Der Musikunterricht steht mit dem Rücken zur Wand: Von den Schülern nicht geliebt, obwohl Musik hören nach wie vor zur wichtigsten Freizeitbeschäftigung Jugendlicher gehört, ständig durch ministerielle Sparmaßnahmen an der kurzen Leine gehalten, in Kindergarten und Grundschule vom Aussterben bedroht und im neuesten OECD-Bericht nicht einmal erwähnt.
Vor diesem Hintergrund hatte die 25. Bundesschulmusikwoche, die Anfang September an der Hochschule für Musik und Darstellende Kunst in Hannover stattfand, besondere Signalwirkung. Kulturpolitisch von Bedeutung waren zwei Allianzen, die der Verband deutscher Schulmusiker (VDS) mit der Deutschen Orchestervereinigung (DOV) und dem Verband deutscher Musikschulen (VdM) schloss.
Am wichtigsten sicher die Verleihung der Leo Kestenberg-Medaille für besondere Verdienste um die Musikerziehung, die dieses Jahr nicht an eine Persönlichkeit, sondern erstmals an einen Verband ging, den Verband deutscher Musikschulen. Ob die Preisverleihung ein Signal mit Wirkung sein wird, oder nur ein Feigenblatt, wird sich noch zeigen. Im Programm der Schulmusikwoche fand das Thema Musikschule (bis auf eine Ausnahme) nicht statt, und das obwohl länderspezifische Ganztagsschulmodelle eine Mitwirkung der Musikschulen einplanen. Die Bundesschulmusikwoche verpasste hier die Chance der Begegnung von Lehrern aus allgemein bildenden Schulen und kommunalen Musikschulen. Auch berufsständische Fragen wie Einkommensstruktur und Ausbildung können weder mit der Kestenberg-Medaille noch mit dem Hinweis auf einen ersten niedersächsischen BA-Studiengang Bachelor of Arts beantwortet werden.
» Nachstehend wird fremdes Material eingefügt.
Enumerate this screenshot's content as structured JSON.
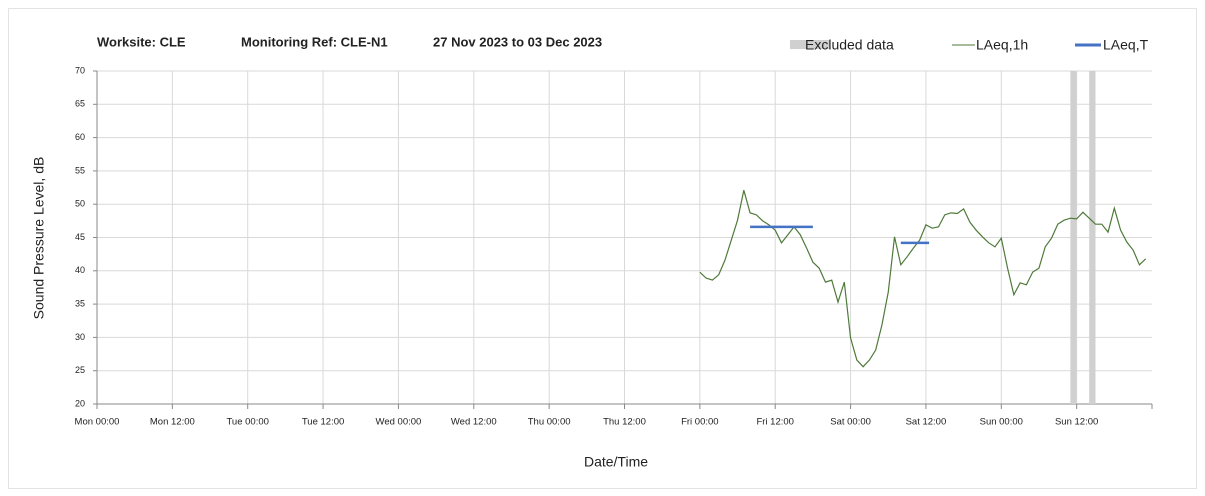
{
  "chart_data": {
    "type": "line",
    "title": [
      "Worksite: CLE",
      "Monitoring Ref: CLE-N1",
      "27 Nov 2023 to 03 Dec 2023"
    ],
    "xlabel": "Date/Time",
    "ylabel": "Sound Pressure Level, dB",
    "xlim": [
      0,
      168
    ],
    "xticks": [
      {
        "value": 0,
        "label": "Mon 00:00"
      },
      {
        "value": 12,
        "label": "Mon 12:00"
      },
      {
        "value": 24,
        "label": "Tue 00:00"
      },
      {
        "value": 36,
        "label": "Tue 12:00"
      },
      {
        "value": 48,
        "label": "Wed 00:00"
      },
      {
        "value": 60,
        "label": "Wed 12:00"
      },
      {
        "value": 72,
        "label": "Thu 00:00"
      },
      {
        "value": 84,
        "label": "Thu 12:00"
      },
      {
        "value": 96,
        "label": "Fri 00:00"
      },
      {
        "value": 108,
        "label": "Fri 12:00"
      },
      {
        "value": 120,
        "label": "Sat 00:00"
      },
      {
        "value": 132,
        "label": "Sat 12:00"
      },
      {
        "value": 144,
        "label": "Sun 00:00"
      },
      {
        "value": 156,
        "label": "Sun 12:00"
      }
    ],
    "ylim": [
      20,
      70
    ],
    "yticks": [
      20,
      25,
      30,
      35,
      40,
      45,
      50,
      55,
      60,
      65,
      70
    ],
    "grid": true,
    "excluded": {
      "name": "Excluded data",
      "color": "#d0d0d0",
      "ranges": [
        [
          155,
          156
        ],
        [
          158,
          159
        ]
      ]
    },
    "series": [
      {
        "name": "LAeq,1h",
        "color": "#4f7a3a",
        "x": [
          96,
          97,
          98,
          99,
          100,
          101,
          102,
          103,
          104,
          105,
          106,
          107,
          108,
          109,
          110,
          111,
          112,
          113,
          114,
          115,
          116,
          117,
          118,
          119,
          120,
          121,
          122,
          123,
          124,
          125,
          126,
          127,
          128,
          129,
          130,
          131,
          132,
          133,
          134,
          135,
          136,
          137,
          138,
          139,
          140,
          141,
          142,
          143,
          144,
          145,
          146,
          147,
          148,
          149,
          150,
          151,
          152,
          153,
          154,
          155,
          156,
          157,
          158,
          159,
          160,
          161,
          162,
          163,
          164,
          165,
          166,
          167
        ],
        "values": [
          39.8,
          38.9,
          38.6,
          39.4,
          41.6,
          44.6,
          47.6,
          52.1,
          48.7,
          48.4,
          47.5,
          46.9,
          46.1,
          44.2,
          45.4,
          46.6,
          45.4,
          43.4,
          41.3,
          40.4,
          38.3,
          38.6,
          35.3,
          38.3,
          29.9,
          26.6,
          25.6,
          26.6,
          28.1,
          31.9,
          36.8,
          45.1,
          40.9,
          42.1,
          43.4,
          44.6,
          46.9,
          46.4,
          46.6,
          48.4,
          48.7,
          48.6,
          49.3,
          47.3,
          46.1,
          45.1,
          44.2,
          43.6,
          44.9,
          40.4,
          36.4,
          38.2,
          37.9,
          39.8,
          40.4,
          43.6,
          44.9,
          47.0,
          47.6,
          47.9,
          47.8,
          48.8,
          47.9,
          47.0,
          47.0,
          45.8,
          49.4,
          46.1,
          44.3,
          43.1,
          40.9,
          41.8
        ]
      },
      {
        "name": "LAeq,T",
        "color": "#4472c4",
        "segments": [
          {
            "x": [
              104,
              114
            ],
            "value": 46.6
          },
          {
            "x": [
              128,
              132.5
            ],
            "value": 44.2
          }
        ]
      }
    ]
  }
}
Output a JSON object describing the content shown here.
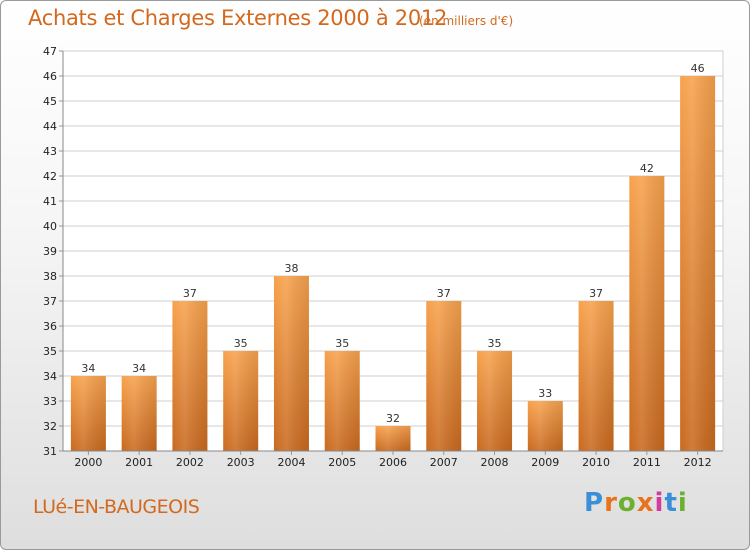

Weniger konfliktbehaftet – aber auch ohne jeden Niederschlag im Programm der Weiterbildungstage des vds – war die neue Allianz zwischen VDS und der DOV und dem Arbeitskreis für Schulmusik (AfS). Am Abend vor dem Kongress startete eine bundesweite Plakat- und Flyeraktion der Initiative Netzwerk Schulen & Orchester. Ziel der Aktion ist eine stärkere Vernetzung von allgemein bildenden Schulen und professionellen Orchestern sowie Rundfunkensembles. Das vielfältige Kongressprogramm war auch in diesem Jahr für den Schulpraktiker ein wichtiger Steinbruch voller Ideen zur Unterrichtsgestaltung. Dass es sich wie ein Wettbewerb um die Gunst der Schüler las, ist Ausdruck der Tatsache, dass fast jeder Musikunterricht heute versucht, die Schüler in ihrer Lebens- und Lernsituation abzuholen. So wichtig Klassenmusizieren, handelndes Erleben von Musik und die Behandlung von Pop und U-Musik im Unterricht sind, Musiktheorie und Musikgeschichte scheinen heute als Unterrichtsgegenstand ad acta gelegt zu sein. Auch das Thema Musik als Versetzungsfach kam nicht vor. Das wird bei der Bundesschulmusikwoche 2006 sicher anders sein. Denn diese wird in Würzburg unter der Mitwirkung des Verbandes bayerischer Schulmusiker (vbs) stattfinden, und das Engagement des vbs in dieser Sache ist nach wie vor groß (siehe auch Seite 54).
Auch wenn Fragen offen blieben: Mit über 1.000 Anmeldungen ist und bleibt der Kongress das wichtigste Weiterbildungsforum der Schulmusik außerhalb ministerieller und universitärer Angebote.